These feathery tendrils are the sun’s corona. (NASA)

As the last specks of sunlight disappear and totality commences Aug. 21, we will be able to see something impossible to see otherwise with the naked eye — the sun’s atmosphere.

It’s always up there, but direct visual observation is impossible; after all, the sun produces enough light to outshine anything nearby. However, as the solar disk becomes obscured by the moon, the corona will brilliantly emerge for the bulk of totality.

Steamers of plasma and fingerlike “prominences” will radiate outward around the sun, resembling thousands of strands of hair blowing in the wind. Meanwhile, scientists nationwide will document the spectacle   to gain insight into the magnetic field structure of the sun.

The sun’s corona — Latin for “crown” — is a testament to just how incredibly energetic the sun  is. Torrents of plasma can be launched millions of miles in any direction as coronal mass ejections, with the resulting flare posing a danger to any space-borne object in its path.
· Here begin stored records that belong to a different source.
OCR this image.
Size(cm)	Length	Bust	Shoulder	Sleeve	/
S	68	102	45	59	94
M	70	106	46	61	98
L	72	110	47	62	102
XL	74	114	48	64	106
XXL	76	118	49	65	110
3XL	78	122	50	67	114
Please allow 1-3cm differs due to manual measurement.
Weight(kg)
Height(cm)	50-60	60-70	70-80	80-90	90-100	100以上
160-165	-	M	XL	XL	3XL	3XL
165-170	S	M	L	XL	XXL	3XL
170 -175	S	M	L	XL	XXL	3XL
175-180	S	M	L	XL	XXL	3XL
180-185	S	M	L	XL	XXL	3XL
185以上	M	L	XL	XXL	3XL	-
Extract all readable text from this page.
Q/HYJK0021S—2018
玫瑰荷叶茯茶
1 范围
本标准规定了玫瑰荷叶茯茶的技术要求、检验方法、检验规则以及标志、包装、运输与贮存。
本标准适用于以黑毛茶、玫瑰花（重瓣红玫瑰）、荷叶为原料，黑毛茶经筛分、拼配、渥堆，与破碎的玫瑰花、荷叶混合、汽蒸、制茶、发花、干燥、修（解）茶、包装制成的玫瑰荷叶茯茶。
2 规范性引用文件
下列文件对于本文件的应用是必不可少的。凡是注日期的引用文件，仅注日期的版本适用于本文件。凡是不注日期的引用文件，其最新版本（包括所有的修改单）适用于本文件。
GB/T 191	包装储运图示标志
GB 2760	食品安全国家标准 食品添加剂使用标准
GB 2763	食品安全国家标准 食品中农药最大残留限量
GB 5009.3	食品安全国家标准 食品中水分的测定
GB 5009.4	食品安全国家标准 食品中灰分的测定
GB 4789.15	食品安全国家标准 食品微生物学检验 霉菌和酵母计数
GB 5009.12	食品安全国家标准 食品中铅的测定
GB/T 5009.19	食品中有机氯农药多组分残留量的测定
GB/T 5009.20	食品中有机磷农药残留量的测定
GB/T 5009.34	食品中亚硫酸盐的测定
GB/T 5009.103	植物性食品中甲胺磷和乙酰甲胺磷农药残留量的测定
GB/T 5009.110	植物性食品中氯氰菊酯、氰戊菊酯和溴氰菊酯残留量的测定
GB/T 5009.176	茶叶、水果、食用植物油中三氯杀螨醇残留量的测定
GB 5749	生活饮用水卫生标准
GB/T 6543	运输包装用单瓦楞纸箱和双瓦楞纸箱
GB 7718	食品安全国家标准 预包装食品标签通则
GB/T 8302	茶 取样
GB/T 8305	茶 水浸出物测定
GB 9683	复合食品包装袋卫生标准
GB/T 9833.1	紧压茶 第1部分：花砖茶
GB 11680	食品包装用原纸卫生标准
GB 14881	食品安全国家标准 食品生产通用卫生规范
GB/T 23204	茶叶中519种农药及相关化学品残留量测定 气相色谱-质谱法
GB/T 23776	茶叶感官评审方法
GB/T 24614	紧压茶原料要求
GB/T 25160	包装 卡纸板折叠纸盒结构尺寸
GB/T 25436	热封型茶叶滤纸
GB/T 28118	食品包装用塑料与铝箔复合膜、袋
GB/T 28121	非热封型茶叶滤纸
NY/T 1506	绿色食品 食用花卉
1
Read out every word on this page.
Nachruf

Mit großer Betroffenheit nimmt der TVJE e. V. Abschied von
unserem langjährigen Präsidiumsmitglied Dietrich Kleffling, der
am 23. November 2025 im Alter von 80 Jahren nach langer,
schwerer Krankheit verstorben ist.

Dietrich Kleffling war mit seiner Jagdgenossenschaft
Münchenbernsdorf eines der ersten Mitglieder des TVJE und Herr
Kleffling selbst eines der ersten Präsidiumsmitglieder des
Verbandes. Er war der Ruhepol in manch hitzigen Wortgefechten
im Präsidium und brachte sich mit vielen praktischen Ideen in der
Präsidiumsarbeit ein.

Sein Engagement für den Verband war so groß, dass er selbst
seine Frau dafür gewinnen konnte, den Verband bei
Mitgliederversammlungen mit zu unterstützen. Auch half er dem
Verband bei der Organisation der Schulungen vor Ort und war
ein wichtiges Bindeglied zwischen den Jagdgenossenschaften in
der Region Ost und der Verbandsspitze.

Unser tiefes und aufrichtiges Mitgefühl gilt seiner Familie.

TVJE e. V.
Even the corona itself is volatile, reaching temperatures of several million degrees — far surpassing the sun’s “mild” 11,000-degree surface. At temperatures this high, iron atoms are able to rapidly gain and rid themselves of electrons, subsequently emitting instantaneous bursts of red or green light.
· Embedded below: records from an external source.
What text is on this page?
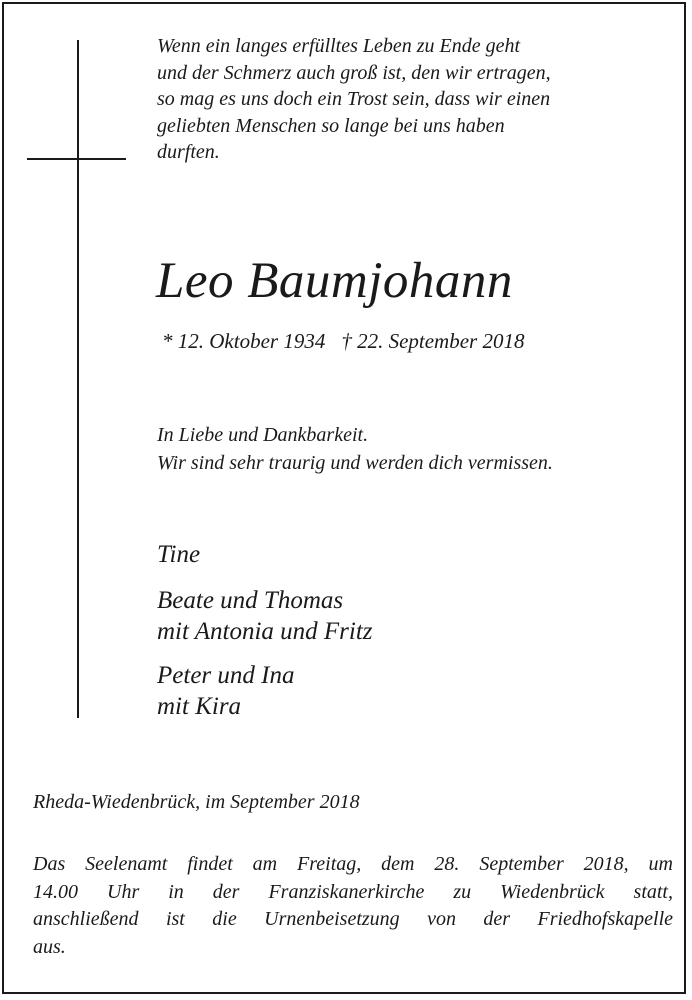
Wenn ein langes erfülltes Leben zu Ende geht
und der Schmerz auch groß ist, den wir ertragen,
so mag es uns doch ein Trost sein, dass wir einen
geliebten Menschen so lange bei uns haben
durften.
Leo Baumjohann
* 12. Oktober 1934 † 22. September 2018
In Liebe und Dankbarkeit.
Wir sind sehr traurig und werden dich vermissen.
Tine
Beate und Thomas
mit Antonia und Fritz
Peter und Ina
mit Kira
Rheda-Wiedenbrück, im September 2018
Das Seelenamt findet am Freitag, dem 28. September 2018, um
14.00 Uhr in der Franziskanerkirche zu Wiedenbrück statt,
anschließend ist die Urnenbeisetzung von der Friedhofskapelle
aus.
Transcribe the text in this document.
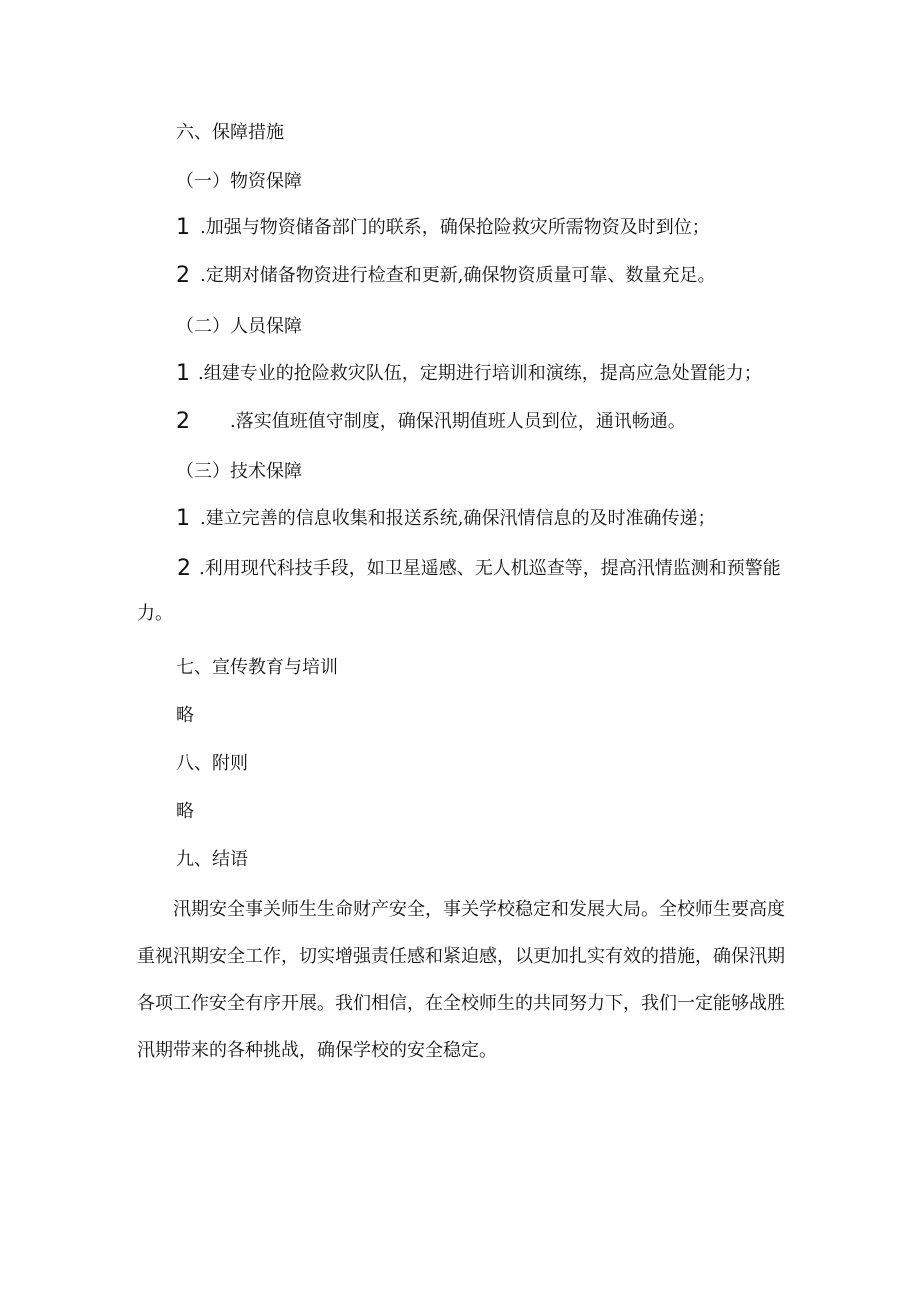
六、保障措施
（一）物资保障
1 .加强与物资储备部门的联系，确保抢险救灾所需物资及时到位；
2 .定期对储备物资进行检查和更新,确保物资质量可靠、数量充足。
（二）人员保障
1 .组建专业的抢险救灾队伍，定期进行培训和演练，提高应急处置能力；
2 .落实值班值守制度，确保汛期值班人员到位，通讯畅通。
（三）技术保障
1 .建立完善的信息收集和报送系统,确保汛情信息的及时准确传递；
2 .利用现代科技手段，如卫星遥感、无人机巡查等，提高汛情监测和预警能力。
七、宣传教育与培训
略
八、附则
略
九、结语
汛期安全事关师生生命财产安全，事关学校稳定和发展大局。全校师生要高度重视汛期安全工作，切实增强责任感和紧迫感，以更加扎实有效的措施，确保汛期各项工作安全有序开展。我们相信，在全校师生的共同努力下，我们一定能够战胜汛期带来的各种挑战，确保学校的安全稳定。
The corona isn’t what makes the sun bright, but it does produce a little bit of natural light of its own, which is why we can see it after the moon covers the disc of the sun. Scientists will be able to identify what elements are present based on the wavelengths at which they radiate.

The patterns you witness in the corona during the eclipse are a remarkably good indicator of the behavior of the magnetic field — outward-streaming “flux” will appear as lines zipping away in the solar wind, whereas a few returning coronal loops will connect the poles to the equator.

Large eruptions of the sun’s plasma and magnetic field frequently originate from the solar corona. Sunspots, like dark bruises on the sun’s otherwise-bright complexion, occasionally hurl high-energy particles toward Earth. Like enormous volcanic eruptions, the force of these solar explosions is incredible and, if aimed correctly, would be crippling to our modern lives.

The results of a massive, Earth-directed coronal mass ejection could be beautiful but also disastrous; while a nearly worldwide display of the auroral lights could be in the ejection, unprotected power grids would be susceptible to voltage surges and overloads, wiping out much of the electrical grid and grinding the worldwide economy to a halt.

However, there’s no cause for alarm Aug. 21. Instead, get ready to witness something that is truly out of this world.

As NASA put simply, “Even in 2017, there is no available technology to map the magnetic field in the corona at resolutions comparable to those details seen during a total solar eclipse!”